This retrospective study was approved by the Ethical Review Boards of the 2 participating hospitals. Because of the retrospective nature of the study, the requirement of patient informed consent was waived. We retrospectively reviewed the medical records of all patients who had undergone surgical resection for lung adenocarcinomas and granulomatous lesions that were identified as peripheral SCSNs on chest CT images between October 2011 and June 2019. Criteria for inclusion in the analysis were: 1) Histopathologically confirmed primary lung adenocarcinomas or granulomatous lesions of the surgical resection tissue specimens; 2) Solitary solid peripheral lung nodule ≤ 10 mm in diameter; 3) Preoperative chest CT images with a thin slice thickness (≤ 1.5 mm); 4) Interval between preoperative chest CT scan and surgery less than 2 weeks. Exclusion criteria were: 1) Solitary sub-solid nodules (non-solid and part-solid); 2) Obvious calcifications or satellite opacities in the lung nodule; 3) Pathologic diagnosis by examination of a biopsy tissue specimen, or bronchoscopy; 4) Chest CT images with artifacts and/or not of sufficient quality for diagnosis; 5) Patients with a previous medical history of a malignant tumor.

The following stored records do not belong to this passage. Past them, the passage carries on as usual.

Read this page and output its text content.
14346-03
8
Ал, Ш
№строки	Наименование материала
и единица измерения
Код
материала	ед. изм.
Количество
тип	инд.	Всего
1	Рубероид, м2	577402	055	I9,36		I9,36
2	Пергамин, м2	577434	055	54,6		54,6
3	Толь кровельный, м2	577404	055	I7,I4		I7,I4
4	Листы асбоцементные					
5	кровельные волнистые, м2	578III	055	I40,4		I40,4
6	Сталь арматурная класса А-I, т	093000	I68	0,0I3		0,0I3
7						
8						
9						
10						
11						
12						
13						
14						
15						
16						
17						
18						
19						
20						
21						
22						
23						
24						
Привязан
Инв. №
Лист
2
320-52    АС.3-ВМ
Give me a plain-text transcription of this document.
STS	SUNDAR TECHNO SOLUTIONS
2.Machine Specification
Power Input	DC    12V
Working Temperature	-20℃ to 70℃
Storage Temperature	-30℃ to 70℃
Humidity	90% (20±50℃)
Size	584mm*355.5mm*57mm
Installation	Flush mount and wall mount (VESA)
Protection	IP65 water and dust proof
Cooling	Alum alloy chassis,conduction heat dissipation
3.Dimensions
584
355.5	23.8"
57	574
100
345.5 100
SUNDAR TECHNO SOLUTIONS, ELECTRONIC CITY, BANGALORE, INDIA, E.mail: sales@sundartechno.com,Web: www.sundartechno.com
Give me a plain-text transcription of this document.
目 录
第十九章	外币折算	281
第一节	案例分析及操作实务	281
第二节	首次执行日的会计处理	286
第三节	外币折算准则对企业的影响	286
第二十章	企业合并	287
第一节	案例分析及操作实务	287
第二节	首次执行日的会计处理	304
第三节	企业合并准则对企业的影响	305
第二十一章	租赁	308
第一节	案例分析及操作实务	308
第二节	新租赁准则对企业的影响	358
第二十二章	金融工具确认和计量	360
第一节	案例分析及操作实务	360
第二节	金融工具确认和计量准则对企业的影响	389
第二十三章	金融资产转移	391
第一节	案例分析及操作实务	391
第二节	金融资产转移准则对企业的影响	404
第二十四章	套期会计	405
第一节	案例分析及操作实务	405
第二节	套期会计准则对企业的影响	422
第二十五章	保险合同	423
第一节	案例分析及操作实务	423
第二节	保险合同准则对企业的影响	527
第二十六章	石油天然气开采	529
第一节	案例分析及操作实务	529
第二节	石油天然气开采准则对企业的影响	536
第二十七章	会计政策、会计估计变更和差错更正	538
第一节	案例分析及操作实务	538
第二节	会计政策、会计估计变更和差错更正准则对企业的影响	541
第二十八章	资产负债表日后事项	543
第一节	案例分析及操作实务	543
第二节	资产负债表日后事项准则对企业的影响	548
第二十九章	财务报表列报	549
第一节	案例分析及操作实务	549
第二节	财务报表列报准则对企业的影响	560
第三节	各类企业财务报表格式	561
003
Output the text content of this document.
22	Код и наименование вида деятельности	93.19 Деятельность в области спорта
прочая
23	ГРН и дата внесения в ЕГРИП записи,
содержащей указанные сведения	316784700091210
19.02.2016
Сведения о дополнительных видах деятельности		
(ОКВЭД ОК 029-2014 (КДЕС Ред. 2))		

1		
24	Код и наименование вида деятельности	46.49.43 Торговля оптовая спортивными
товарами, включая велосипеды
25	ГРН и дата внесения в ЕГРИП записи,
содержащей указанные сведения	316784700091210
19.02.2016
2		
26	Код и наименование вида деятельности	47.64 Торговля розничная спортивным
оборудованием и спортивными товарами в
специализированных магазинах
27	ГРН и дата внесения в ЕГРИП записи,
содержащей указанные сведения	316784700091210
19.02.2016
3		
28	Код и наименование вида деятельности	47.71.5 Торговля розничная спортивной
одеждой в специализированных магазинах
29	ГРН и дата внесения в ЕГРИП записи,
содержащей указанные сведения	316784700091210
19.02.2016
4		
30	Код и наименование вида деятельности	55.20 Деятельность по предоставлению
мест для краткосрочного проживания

A total of 150 consecutive patients (83 males and 67 females; mean age, 55.45 ± 12.26 years; age range, 20–81 years) from Center 1 were enrolled as training dataset, with 77 lung adenocarcinomas and 73 granulomatous lesions. The independent external validation dataset consisted of 64 consecutive patients from Center 2 (31 males and 33 females; mean age, 56.09 ± 11.36 years; age range, 29–78 years), with 35 lung adenocarcinomas and 29 granulomatous lesions. An overview of the study methodology is illustrated in Fig. 1.

Fig. 1
figure 1

Overview of the study methodology

Chest CT scan technique

All chest CT examinations were included the entire thorax, and were performed with supine position. Single scans were obtained during deep inspiration and breath-hold. CT scans were performed with Somatom Sensation 16-detector and Dual-energy Force (Siemens Medical System, Forchheim, Germany), Toshiba Aquilion 64-slice CT scanner (Toshiba Medical Systems, Japan), or GE Discovery CT750 64-detector CT scanner (GE Medical Healthcare, Milwaukee, Wisconsin). Scanning parameters were: 120 kVp; 40–80 mAs with auto exposure control; pitch 0.875–1.5; detector collimation 0.625–2.5 mm; field of view (FOV) 360 mm X 360 mm. Lung images were reconstructed with the use of a high-spatial-frequency algorithm, and mediastinal images with the use of an intermediate-spatial-frequency algorithm. Contiguous images were reconstructed with a 0.625–1.5 mm slice thickness for axial sections, and a 3.0 mm slice thickness for coronal and sagittal sections.

Chest CT image evaluation

CT images were reviewed using a picture archiving and communication system (PACS). The images were read using a lung window of − 550 Hounsfield units (HU) and width of 1500 HU, and a mediastinal window of 35 HU and a width of 250 HU. Two experienced radiologists with subspecialty training in thoracic radiology (reader 1 with more than 15 years’ experience, and reader 2 with 25 years’ experience) who were unware of the final pathological diagnosis and clinical data reviewed the CT scan images of each nodule independently. Nodule characteristics recorded included: 1) Location; 2) Size; (3) Margin (regular, irregular); (4) Lobulated shape (absent, present); 5) Spiculated sign (absent, present). Nodule size was determined by the average of the maximum longest diameter and perpendicular short diameter on the axial CT images on which the nodule was the largest. A regular margin was defined as sharply demarcated, with a round or oval smooth shape. Lobulated shape was defined as a part of the nodule surface (except the portions in contact with the pleura) exhibiting a concave or straightened configuration. Spiculated sign was defined as the presence of 2-mm or thicker strands extending from the nodule margin into the lung parenchyma, without reaching the pleural surface [1, 5, 7]. Discrepancies in interpretation between the observers were resolved by consensus.

Gender, age and subjective CT features were compared between groups with the Wilcoxon Rank Sum test or Pearson chi-squared test, as appropriate. Univariate and multivariate logistic regression analyses were conducted. Clinical factors (including gender and age) and subjective CT features which were significantly different between groups on univariate analysis were selected and examined by multivariate logistic regression to develop the predictive subjective findings model.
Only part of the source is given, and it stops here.